There are hundreds of bodies buried within the Cathedral and grounds, including those of Narcissus Marsh and Jonathan Swift.
Jonathan Swift’s body was exhumed almost a century after his death and a post mortem took place to prove he had died from Meniere’s disease and not insanity as first thought. His body was returned to its burial place and the Cathedral is also home to a mask of his skull and death masks.
It is of little wonder therefore that the prolific author and clergyman is still seen within the building he called home.
The most famous ghost of Saint Patrick’s is not human, but a Newfoundland dog. In 1861 a massive storm took place off of the coast of what is now known as Dun Laoghaire, Dublin. A coal ship called The Neptune was in distress and going down, Captain John McNeill Boyd took the lifeboat Ajax out with five men to attempt to save the crew of The Neptune. All perished.
Each body was recovered immediately with the exception of the Captain of the Ajax. For weeks each day his dog would join the search team until he was found. The distraught animal followed the funeral cortege dutifully to the place of interment in the grounds of Saint Patrick’s Cathedral. Here the ghostly black canine remains, never to be separated from his master.
Dublin Castle, Palace Street, Dublin 2
Dublin Castle is not only a place of historical and political significance in Ireland, it is the location of source of the very naming of Dublin itself. Within the castle dating back to the Vikings lies a Black Pool, the Dubh Linn.
Since the Viking invasion until the Easter Rebellion, Dublin Castle has been the nerve centre for battles, military strategy and the persecution of a nation.

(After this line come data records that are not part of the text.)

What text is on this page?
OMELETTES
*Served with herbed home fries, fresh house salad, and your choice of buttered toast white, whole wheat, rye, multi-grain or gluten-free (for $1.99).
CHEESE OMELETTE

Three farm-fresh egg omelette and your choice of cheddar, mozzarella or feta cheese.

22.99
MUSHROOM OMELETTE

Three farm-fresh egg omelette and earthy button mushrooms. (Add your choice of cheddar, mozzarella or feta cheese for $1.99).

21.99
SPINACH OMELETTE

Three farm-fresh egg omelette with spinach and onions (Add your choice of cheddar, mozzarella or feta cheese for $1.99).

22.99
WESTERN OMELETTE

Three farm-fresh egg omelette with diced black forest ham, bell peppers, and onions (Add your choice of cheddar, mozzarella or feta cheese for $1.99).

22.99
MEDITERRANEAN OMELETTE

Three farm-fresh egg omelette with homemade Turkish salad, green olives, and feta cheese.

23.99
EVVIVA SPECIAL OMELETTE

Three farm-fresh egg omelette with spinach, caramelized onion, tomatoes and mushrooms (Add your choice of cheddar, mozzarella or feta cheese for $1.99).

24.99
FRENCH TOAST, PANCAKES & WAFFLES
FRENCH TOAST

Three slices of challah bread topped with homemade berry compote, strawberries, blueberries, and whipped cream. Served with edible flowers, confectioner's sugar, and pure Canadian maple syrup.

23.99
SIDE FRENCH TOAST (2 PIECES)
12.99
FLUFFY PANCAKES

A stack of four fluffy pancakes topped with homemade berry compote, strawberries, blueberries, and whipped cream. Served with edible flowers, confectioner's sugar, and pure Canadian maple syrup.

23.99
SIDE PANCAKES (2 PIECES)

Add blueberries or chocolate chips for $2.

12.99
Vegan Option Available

It has as a result been the site of atrocities and the spirits of those who met horrific and untimely deaths at enemy hands remain.
From the moment the castle was reinforced with stone walls by King John of England at the start of the 13th century, the heads of would be conquering and invading forces were spiked onto it as a deterrent to potential enemies, the bodies left to rot beneath.
The dungeons were witness to some of the most heinous cases of torture and murder of Catholics for no other reason than their faith. Clergymen were subject to every unspeakable act of cruelty including their feet being lowered into vats of boiling oil.
One particular woman, a widow in her late seventies who refused to renounce her faith was left to starve to death in a cell by the Mayor of Dublin, her own son – her heartbroken spirit left to cry in despair for eternity in her prison.
In 1316 Roger de Fynglas, a career criminal was sentenced to hang, however in a cruel twist his sentenced was replaced with the more callous “to stay without food until dead.” He remains within the dungeon, dwelling on his actions and fate.
When the Easter Rising took place in 1916, Commandant of the Dublin Brigade, James Connolly was seriously wounded. Captured, he was taken to Dublin Castle and kept for a week in a room now known as the James Connolly Room.
Despite the wounds being mortal, James Connolly was dragged to Kilmainham Gaol where he was tied to a chair and executed by firing squad. His final days are imprinted firmly on the Castle and his presence is as much a part of Dublin Castle as the walls themselves.